Yeah! You finally saw Iron Man - told you it was AWESOME... Great point about being "God"... you need to guide your character down the right path with all the cinematic zest possible! :)

meg said...

I almost fell out of my chair reading your description of Waldorf education. Funny.

I can't write until I understand the history of my main characters.

A few weeks ago I couldn't write for my one guy-- until I figured out what was going on inside him. I couldn't tap into emotions and get them on the page because I didn't know why those emotions existed. I knew it was tied to an experience as a youth but I tried to write it without figuring it out. I thought it didn't really matter if it was not clarified for me. I thought a simple "his sister died when he was young" would be enough. But it did matter. I couldn't get to the right emotions until I knew. I spent lots of time on it. Then I knew. Now all his actions/dialog seems connected.

Anonymous said...

Sorry Julie...

I hated Iron Man...

But on that note, just found out that two big studios are opening huge departments for Comic book adaptations --

So Julie, let's bring TANK GIRL and CATWOMAN AND BARBERALLA back the Silver Screen....okay at least I tried, wrong avenue maybe?

I think PINK would make a great CATWOMAN!


Cheers!

Anonymous said...

This is an inspired post, helpful in simple and profound ways. Thank you!

E.C. Henry said...

HUGE fan of Iron Man, Julie. I was pleasantly surprised by Robert Downey Jr's performance. The guy is SOOOO GIFTED. I just wish he could have won his battle with substance abuse a little earler, as I feel cheated from seeing what COULD have been a truly outstanding career.
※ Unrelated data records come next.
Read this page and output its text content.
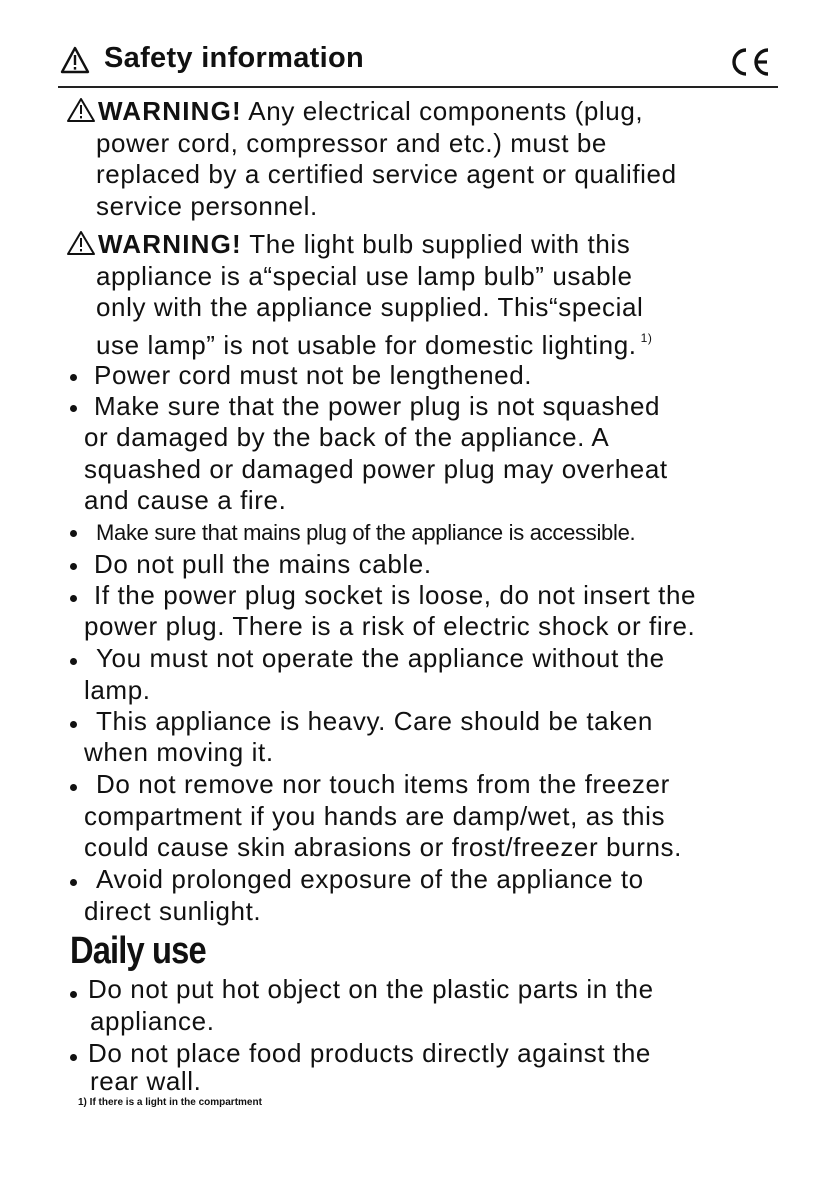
Safety information
WARNING! Any electrical components (plug,
power cord, compressor and etc.) must be
replaced by a certified service agent or qualified
service personnel.
WARNING! The light bulb supplied with this
appliance is a“special use lamp bulb” usable
only with the appliance supplied. This“special
use lamp” is not usable for domestic lighting. $^{1)}$
Power cord must not be lengthened.
Make sure that the power plug is not squashed
or damaged by the back of the appliance. A
squashed or damaged power plug may overheat
and cause a fire.
Make sure that mains plug of the appliance is accessible.
Do not pull the mains cable.
If the power plug socket is loose, do not insert the
power plug. There is a risk of electric shock or fire.
You must not operate the appliance without the
lamp.
This appliance is heavy. Care should be taken
when moving it.
Do not remove nor touch items from the freezer
compartment if you hands are damp/wet, as this
could cause skin abrasions or frost/freezer burns.
Avoid prolonged exposure of the appliance to
direct sunlight.
Daily use
Do not put hot object on the plastic parts in the
appliance.
Do not place food products directly against the
rear wall.
1) If there is a light in the compartment
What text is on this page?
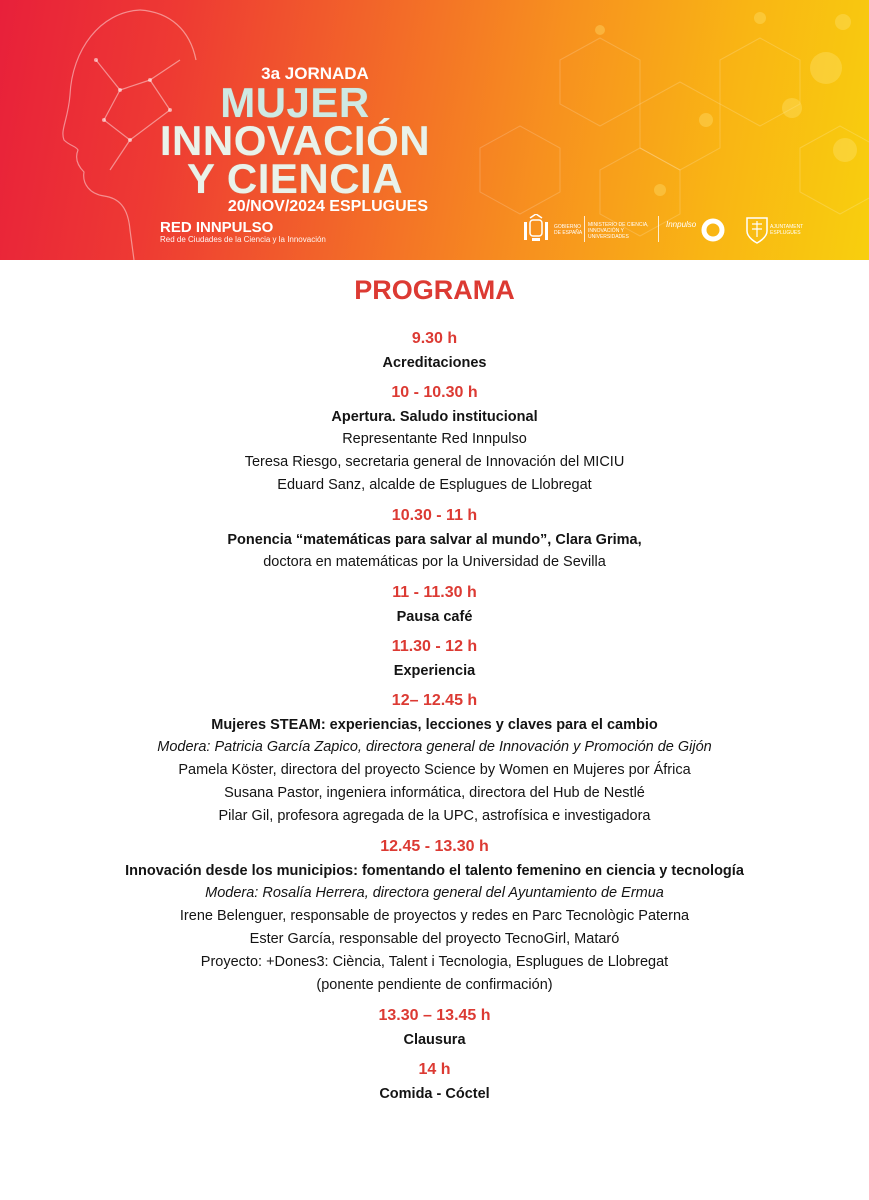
3a JORNADA
MUJER
INNOVACIÓN
Y CIENCIA
20/NOV/2024 ESPLUGUES
RED INNPULSO
Red de Ciudades de la Ciencia y la Innovación
GOBIERNO DE ESPAÑA
MINISTERIO DE CIENCIA, INNOVACIÓN Y UNIVERSIDADES
Innpulso	AJUNTAMENT ESPLUGUES
PROGRAMA
9.30 h
Acreditaciones
10 - 10.30 h
Apertura. Saludo institucional
Representante Red Innpulso
Teresa Riesgo, secretaria general de Innovación del MICIU
Eduard Sanz, alcalde de Esplugues de Llobregat
10.30 - 11 h
Ponencia “matemáticas para salvar al mundo”, Clara Grima,
doctora en matemáticas por la Universidad de Sevilla
11 - 11.30 h
Pausa café
11.30 - 12 h
Experiencia
12– 12.45 h
Mujeres STEAM: experiencias, lecciones y claves para el cambio
Modera: Patricia García Zapico, directora general de Innovación y Promoción de Gijón
Pamela Köster, directora del proyecto Science by Women en Mujeres por África
Susana Pastor, ingeniera informática, directora del Hub de Nestlé
Pilar Gil, profesora agregada de la UPC, astrofísica e investigadora
12.45 - 13.30 h
Innovación desde los municipios: fomentando el talento femenino en ciencia y tecnología
Modera: Rosalía Herrera, directora general del Ayuntamiento de Ermua
Irene Belenguer, responsable de proyectos y redes en Parc Tecnològic Paterna
Ester García, responsable del proyecto TecnoGirl, Mataró
Proyecto: +Dones3: Ciència, Talent i Tecnologia, Esplugues de Llobregat
(ponente pendiente de confirmación)
13.30 – 13.45 h
Clausura
14 h
Comida - Cóctel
I have MANY, MANY personal origin stories. I'll tell you one. I was extreamly unpopular in high school. I used to hide from my fellow classmates, especially durring lunchtime. When the kids were in the hall, I'd be in the corner, a safe distance away, keeping an eye on them.
Anywho. One day, at a high school assembly, our senior class was called foreward, and one-by-one we were auctioned off to students or staff as part of a senior class fundraiser. Jock laughter filled the air. Outlandish inuendos as to what a senior's new master would task them to do were vollied about. But it came for my turn to be auctioned off the whole gym went silent. I just stood there for what felt like an eternity while Miss Cline tried to sell me for a couple bucks. But then my math teacher, Mr. Gram bid on me, and one of the most embarrasing episodes (and there have been many) of my life came to an end.
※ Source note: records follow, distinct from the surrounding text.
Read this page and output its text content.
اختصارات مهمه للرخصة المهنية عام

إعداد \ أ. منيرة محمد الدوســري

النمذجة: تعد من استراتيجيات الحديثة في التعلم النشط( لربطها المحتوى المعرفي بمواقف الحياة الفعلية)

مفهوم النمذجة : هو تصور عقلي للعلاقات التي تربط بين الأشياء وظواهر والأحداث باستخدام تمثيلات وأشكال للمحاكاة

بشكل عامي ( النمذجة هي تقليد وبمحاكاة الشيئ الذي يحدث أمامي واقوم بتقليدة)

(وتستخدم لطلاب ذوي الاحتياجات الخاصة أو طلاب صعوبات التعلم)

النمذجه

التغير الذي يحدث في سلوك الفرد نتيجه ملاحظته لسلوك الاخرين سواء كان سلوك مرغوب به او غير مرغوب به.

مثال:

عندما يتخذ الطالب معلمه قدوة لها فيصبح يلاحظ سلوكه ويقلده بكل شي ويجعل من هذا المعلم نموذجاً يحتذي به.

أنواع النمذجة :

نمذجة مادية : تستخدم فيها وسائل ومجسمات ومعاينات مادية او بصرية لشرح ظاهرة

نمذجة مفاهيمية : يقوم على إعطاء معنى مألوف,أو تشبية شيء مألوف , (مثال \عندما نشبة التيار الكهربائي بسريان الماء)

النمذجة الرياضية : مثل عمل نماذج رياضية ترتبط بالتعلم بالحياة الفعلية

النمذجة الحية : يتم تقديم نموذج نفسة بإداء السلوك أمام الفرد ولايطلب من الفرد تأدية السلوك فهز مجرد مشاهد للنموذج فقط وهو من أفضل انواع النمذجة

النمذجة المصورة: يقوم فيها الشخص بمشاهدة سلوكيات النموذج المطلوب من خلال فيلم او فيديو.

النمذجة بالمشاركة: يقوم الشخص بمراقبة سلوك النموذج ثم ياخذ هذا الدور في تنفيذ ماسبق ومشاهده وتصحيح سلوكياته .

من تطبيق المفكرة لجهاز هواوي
I will never forget what Mr. Gram did for me that day. Years later after I accepted Jesus as my Lord and Savior, I kinda equated Mr. Gram to Jesus: someone who saw something of value in me when no one else did. Mr. Gram went on to obtain a surley repution as being a little too friendly with his lady students, and had an affair with another teacher, after divorsing a former teacher from my school. Not an ideal role model -- but if I'm called on to testify on his account on the Day of Judgment I will say nothing but nice things about Mr. Gram. Miss Cline, on the other hand, different story; I have nothing nice to say about her.

- E.C. Henry from Bonney Lake, WA

millar prescott said...

Julie - Great post as usual, and great ahaa moment for me. I get to play god and take over the direction of my characters lives after we've been introduced. It may not make sense to others, but it gave me a little tip to work with.

@ e.c. - Dude, maybe you should have taken that hat off.

meg said...

Interesting story, E.C. Mr. Gram reminds me of what I try to capture in my characters. I'm having fun with my latest antagonist. He is going to betry his brother yet he has moments that seem inconsistant with a bad guy. Some people haven't seen that bad side of him so their reactions to him are completely different. Oh, such fun.